7 substances you cannot use to dilute essential oils

I’ve often written about the importance of diluting essential oils properly.

You know, putting some drops of essential oils into another substance, so they aren’t as concentrated, and so you can minimize the risk of skin sensitization or allergic reactions.

There’s a short list of things you can use to dilute essential oils.

But there’s a seemingly inexhaustible list of things that you cannot use to dilute essential oils. And yet, you won’t go long when researching essential oils before somebody recommends one of the following for dilution:

#1 Vinegar

Vinegar is between 80%-95% water (practically no capacity for diluting essential oils).

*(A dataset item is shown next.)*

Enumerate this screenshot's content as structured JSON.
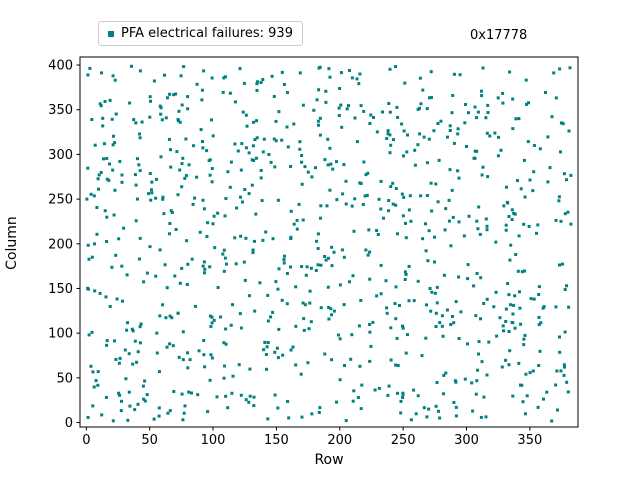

The rest of what’s in vinegar (acetic acid) can dilute substances such as essential oils, but there’s just not enough of it to do a proper job.

#2 Water

Essential oils don’t dilute in water by definition (essential oils are what separates on top of the water during the steam distillation or expression process).

A very small quantity of some essential oil compounds will dilute in water, but it’s not something to count on.

The same goes for things that are almost entirely water, such as tea, juice, sparkling lemonade, or a virgin mojito.

#3 A lot of hot water

Water won’t dilute essential oils, and that doesn’t change if you use a lot of water, or if you make it steaming hot.

If you want to use essential oils in the bathtub, don’t rely on the gallons of water that are in there to protect you from getting a skin reaction.

#4 Epsom salts

Epsom salts are magnesium sulfate, and water mixed with magnesium sulfate they will do absolutely nothing to dilute essential oils.

I’m not really sure where this myth came from, but I see it popping up frequently around the Internet.

#5 Aloe vera gel and jelly

Aloe vera gel, the pure stuff that comes from the plant, is mostly water, and you know water won’t cut it.

Aloe vera jelly, the thicker commercial product that has other chemicals added in, can be used as a carrier for some uses, but it still won’t dilute essential oils.

#6 Cheap vodka from the corner liquor store

Ethanol, or pure alcohol, will dilute essential oils. However, vodka, cheap or expensive, is only about 40% alcohol, with the rest being water.

And much like vinegar, there’s not enough of the essential-oil-diluting stuff in vodka (or other drinking spirits) to do a good job diluting essential oils.

#7 Honey

At bottom, honey is water with a lot of sugar in it. it’s not a suitable solvent for essential oils.

Now, a couple of these substances, such as aloe vera jelly and honey, might make an ok carrier for essential oils in certain situations.

That’s because they are rather thick, and if you mix in the oils with a lot of fervor, they won’t separate from the carrier very quickly. But at a chemical level, neither of these substances will actually dilute the oils.

As for the rest, enjoy your hot bath, your cool glass of water, or your shot of tequila — but don’t count on them to dilute essential oils.